If you regularly experience migraine headaches, is there a supplement that can help you?

Turns out there is. An herb called Feverfew, also known as Wild Chamomile of Medieval Aspirin, can be effective in preventing migraines in people who frequently get them.

I learned this by reading through the Examine.com Supplement-Goals Reference Guide. This excellent resource was complied by the same team behind Examine.com.

Health Goals and Supplements

While you can search through the free Examine.com website for information on supplements, the Reference Guide costs $39. The biggest benefit to the guide over the website is the ability to search by the health issue you're interested in. The results show you a list of supplements that can help that condition along with the level of scientific evidence for each supplement. Then you can truly personalize your supplementation to meet your individual needs.

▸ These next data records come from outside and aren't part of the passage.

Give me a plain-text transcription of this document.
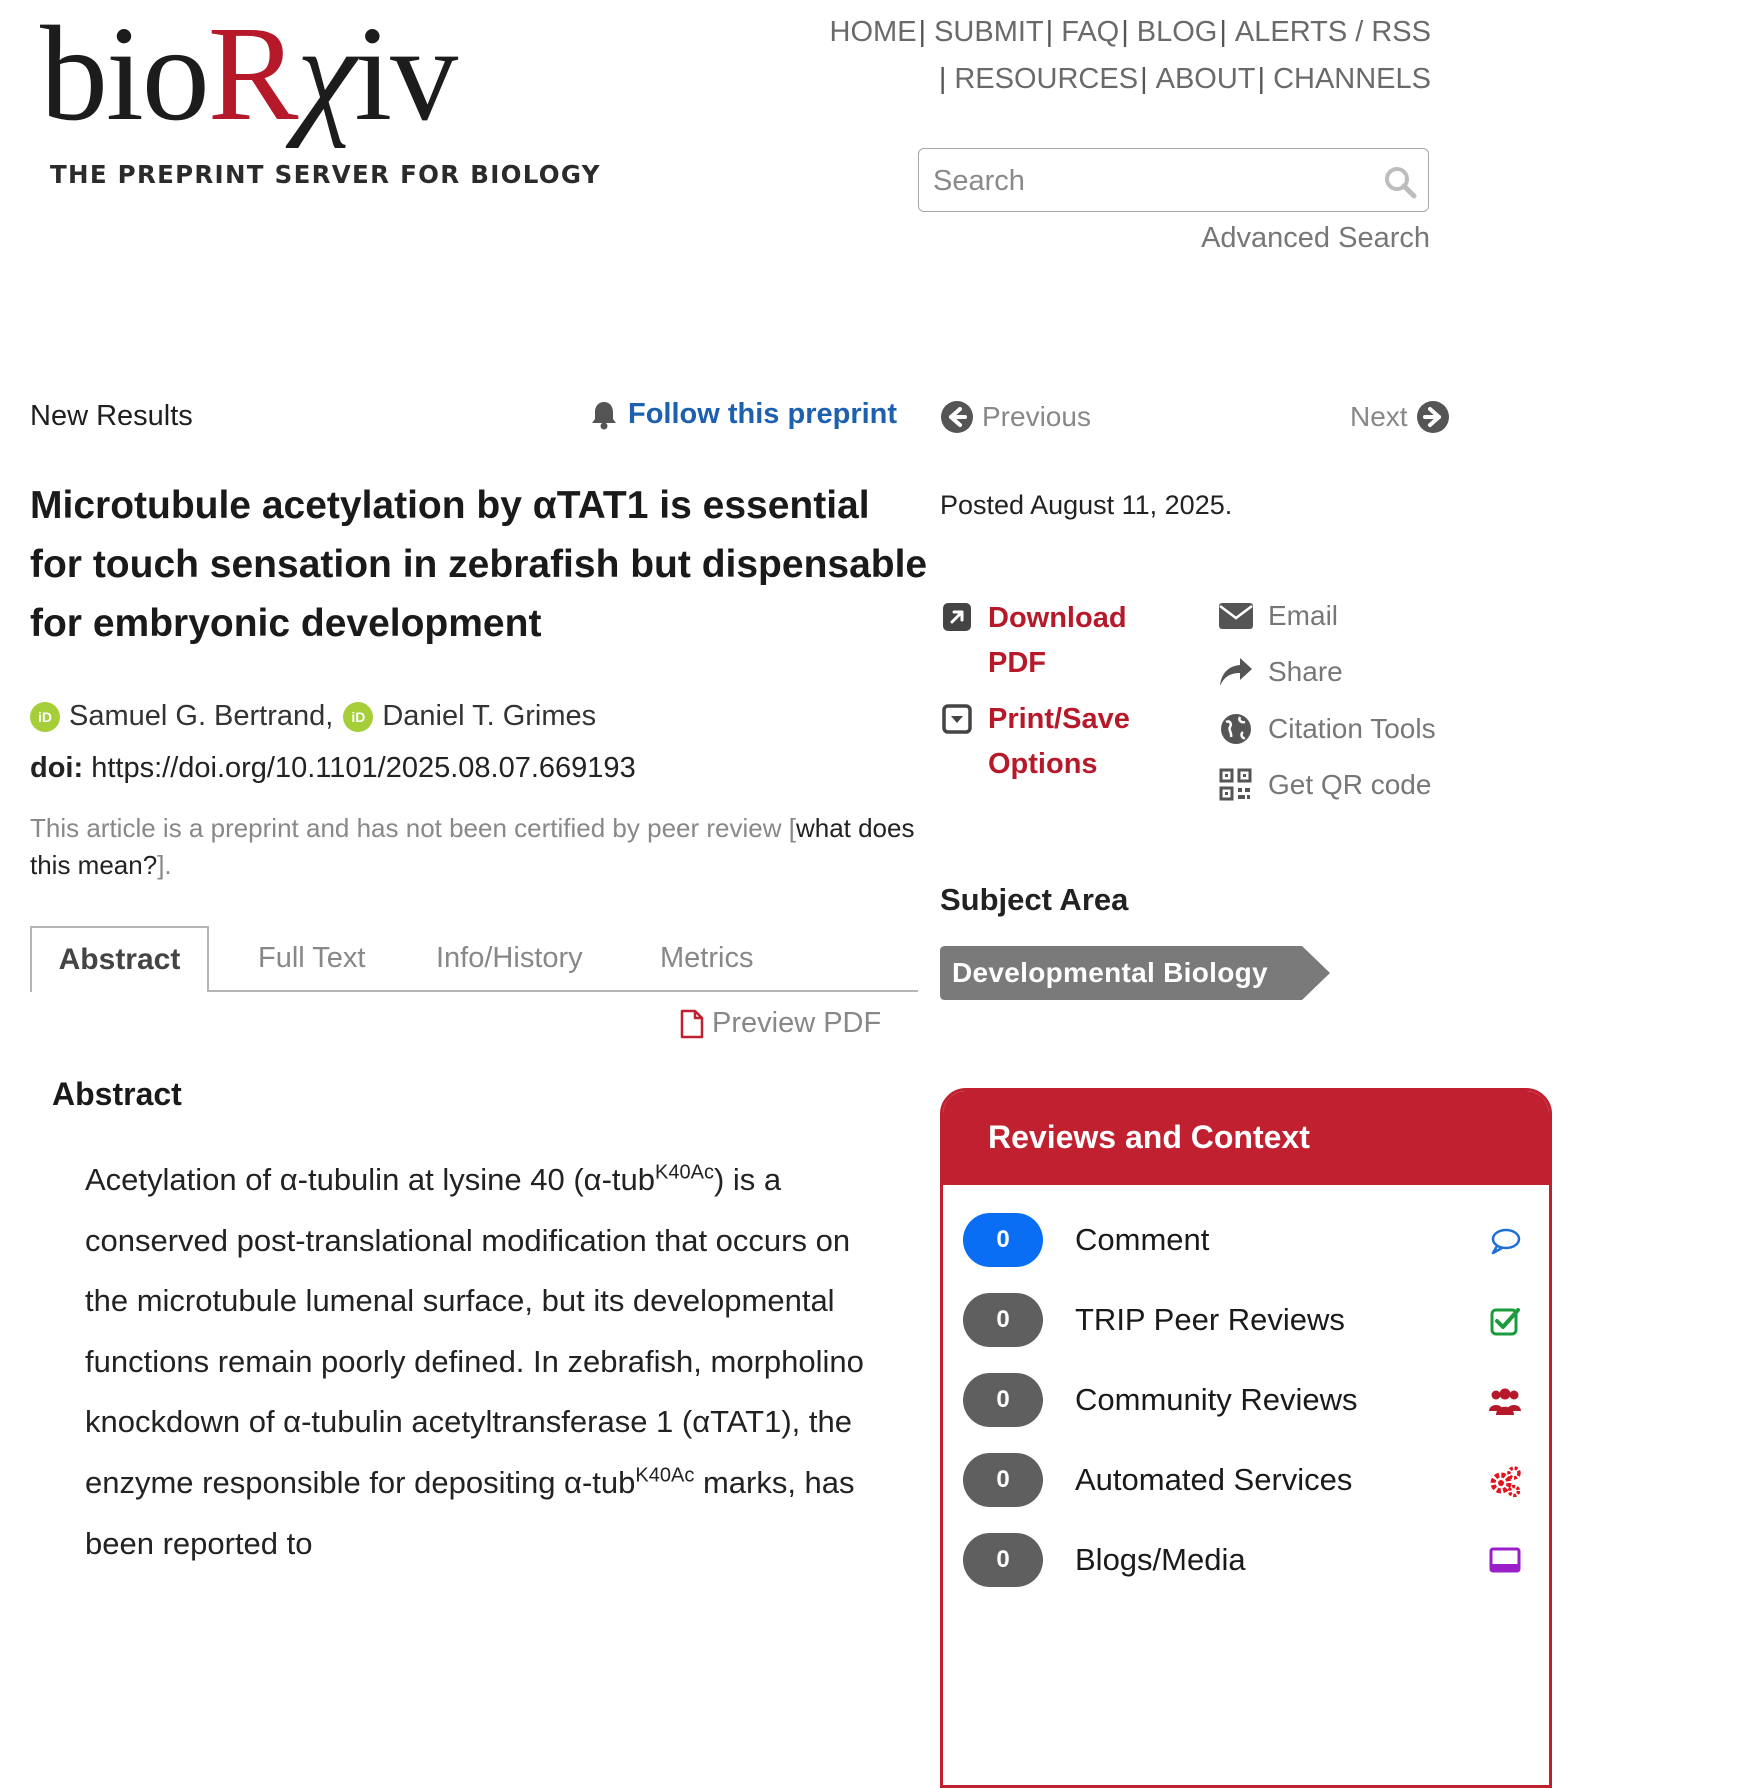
bioRχiv
THE PREPRINT SERVER FOR BIOLOGY
HOME| SUBMIT| FAQ| BLOG| ALERTS / RSS
| RESOURCES| ABOUT| CHANNELS
Search
Advanced Search
New Results	Follow this preprint	Previous	Next
Microtubule acetylation by αTAT1 is essential for touch sensation in zebrafish but dispensable for embryonic development
iD Samuel G. Bertrand,	iD Daniel T. Grimes
doi: https://doi.org/10.1101/2025.08.07.669193
This article is a preprint and has not been certified by peer review [what does this mean?].
Abstract	Full Text Info/History	Metrics
Preview PDF
Abstract
Acetylation of α-tubulin at lysine 40 (α-tub$^{K40Ac}$) is a conserved post-translational modification that occurs on the microtubule lumenal surface, but its developmental functions remain poorly defined. In zebrafish, morpholino knockdown of α-tubulin acetyltransferase 1 (αTAT1), the enzyme responsible for depositing α-tub$^{K40Ac}$ marks, has been reported to
Posted August 11, 2025.
Download PDF
Print/Save Options
Email
Share
Citation Tools
Get QR code
Subject Area
Developmental Biology
Reviews and Context
0	Comment
0	TRIP Peer Reviews
0	Community Reviews
0	Automated Services
0	Blogs/Media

For example, bone mineral density is a common concern with women. Looking up the condition brings up a chart listing the vitamins, minerals, herbs and other compounds that may help. Vitamin K tops the list with scientific evidence showing a notable effect in improving bone density. At the other end of the spectrum, fish oil, Yerba Mate and black cohosh don't really help.

However, there is solid evidence for fish oil in aiding depression so it could be a useful supplement for people seeking help with that issue. Of course, you should always talk to your doctor about taking supplements for specific medical conditions, especially if you're taking medication.

Hype-free Information

The guide comes with lifetime updates and its handy search feature will save you a ton of time. In this era of information overload it can be difficult to filter out unreliable content. If you like to use supplements, this guide can help you sort out which supplement health claims are credible and which aren't.

One thing that stands out in the Reference Guide is the lack of hype. There are no supplement ads or sponsors. Reading through the charts you quickly realize how little scientific evidence there is for many of the claims touted by nutritional supplement manufacturers. In many cases you just might be flushing money down the drain by buying unproven products.